Ok, sorry, I’m back. I got lost in applied mathematics and French history (did you know d’Alembert’s momma left him on the steps of an orphanage?). The point: you can solve it (numerically, at least) and determine whether or not you’re going to get a left handed torque that’s troublesome. I know you can solve it, because I did it (for an SPE paper), and I just know that you can, too.

(You know I had to put in an impressive-looking graph.)

With all that work, you may consider the fact that the torsion equation of motion and the longitudinal equation of motion are identical in form. Thus, with a few number changes you’ll be able to reuse your code to find longitudinal shock results as well. That may not be useful quite as often, but it does happen, say when somebody drops something accidentally …

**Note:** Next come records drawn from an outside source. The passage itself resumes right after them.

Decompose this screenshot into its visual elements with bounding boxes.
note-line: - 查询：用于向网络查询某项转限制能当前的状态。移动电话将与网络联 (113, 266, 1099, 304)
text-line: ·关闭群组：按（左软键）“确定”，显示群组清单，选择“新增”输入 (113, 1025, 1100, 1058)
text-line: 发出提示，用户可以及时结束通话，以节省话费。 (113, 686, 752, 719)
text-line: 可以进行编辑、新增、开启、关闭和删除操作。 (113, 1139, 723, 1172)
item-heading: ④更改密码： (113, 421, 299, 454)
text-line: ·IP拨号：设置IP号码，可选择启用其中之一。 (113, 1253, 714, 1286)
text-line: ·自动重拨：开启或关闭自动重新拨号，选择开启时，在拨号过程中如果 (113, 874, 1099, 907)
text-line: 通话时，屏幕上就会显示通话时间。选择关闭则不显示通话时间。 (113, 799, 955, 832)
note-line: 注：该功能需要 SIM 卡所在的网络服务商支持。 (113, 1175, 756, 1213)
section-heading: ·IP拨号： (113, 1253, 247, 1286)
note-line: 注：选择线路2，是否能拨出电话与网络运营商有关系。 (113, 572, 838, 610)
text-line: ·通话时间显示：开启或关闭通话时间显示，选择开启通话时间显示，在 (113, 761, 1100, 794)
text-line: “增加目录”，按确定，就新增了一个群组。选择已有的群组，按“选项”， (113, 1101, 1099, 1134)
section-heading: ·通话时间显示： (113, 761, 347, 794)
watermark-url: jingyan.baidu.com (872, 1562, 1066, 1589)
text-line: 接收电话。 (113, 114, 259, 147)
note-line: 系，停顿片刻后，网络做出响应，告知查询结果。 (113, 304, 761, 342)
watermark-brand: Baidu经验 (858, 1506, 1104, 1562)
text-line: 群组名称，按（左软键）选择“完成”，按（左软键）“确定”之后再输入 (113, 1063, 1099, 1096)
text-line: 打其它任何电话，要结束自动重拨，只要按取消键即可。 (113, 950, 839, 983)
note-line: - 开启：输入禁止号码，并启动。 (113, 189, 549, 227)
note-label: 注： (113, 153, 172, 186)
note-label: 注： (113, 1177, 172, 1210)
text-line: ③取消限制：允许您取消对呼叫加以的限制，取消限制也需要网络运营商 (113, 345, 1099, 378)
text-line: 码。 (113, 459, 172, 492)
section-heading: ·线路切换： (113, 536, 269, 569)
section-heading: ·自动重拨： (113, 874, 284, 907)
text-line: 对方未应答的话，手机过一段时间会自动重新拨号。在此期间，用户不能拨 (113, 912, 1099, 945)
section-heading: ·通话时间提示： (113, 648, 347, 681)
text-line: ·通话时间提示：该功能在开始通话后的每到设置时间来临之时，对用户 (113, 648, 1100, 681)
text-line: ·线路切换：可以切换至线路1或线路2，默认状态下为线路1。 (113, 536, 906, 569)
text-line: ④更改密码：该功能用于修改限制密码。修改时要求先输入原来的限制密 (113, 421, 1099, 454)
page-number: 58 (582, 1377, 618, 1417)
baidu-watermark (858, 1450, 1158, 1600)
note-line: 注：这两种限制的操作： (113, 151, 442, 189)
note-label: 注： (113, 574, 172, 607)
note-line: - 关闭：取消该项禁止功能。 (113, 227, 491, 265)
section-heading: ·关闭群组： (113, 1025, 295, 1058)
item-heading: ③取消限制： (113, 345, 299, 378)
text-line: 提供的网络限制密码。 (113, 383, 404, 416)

To summate: stick-slip in your BoreWidifier might cause you to unscrew a connection below it. To avoid that, you usually calculate the maximum reactive torque possible using a simple (and simplistic) energy method that’s wrong but mostly conservative. If you happen to be using a bullnose with a big section change, though, you’ll want to consider creating a vibration solver that can deal with that. (And by that, of course, I mean give us a call. You’ve got better things to do, right?)

Also, for tool-company marketing departments: I await your call about licensing one or more of the original and memorable tool names I’ve listed above. My terms will be quite reasonable, I assure you.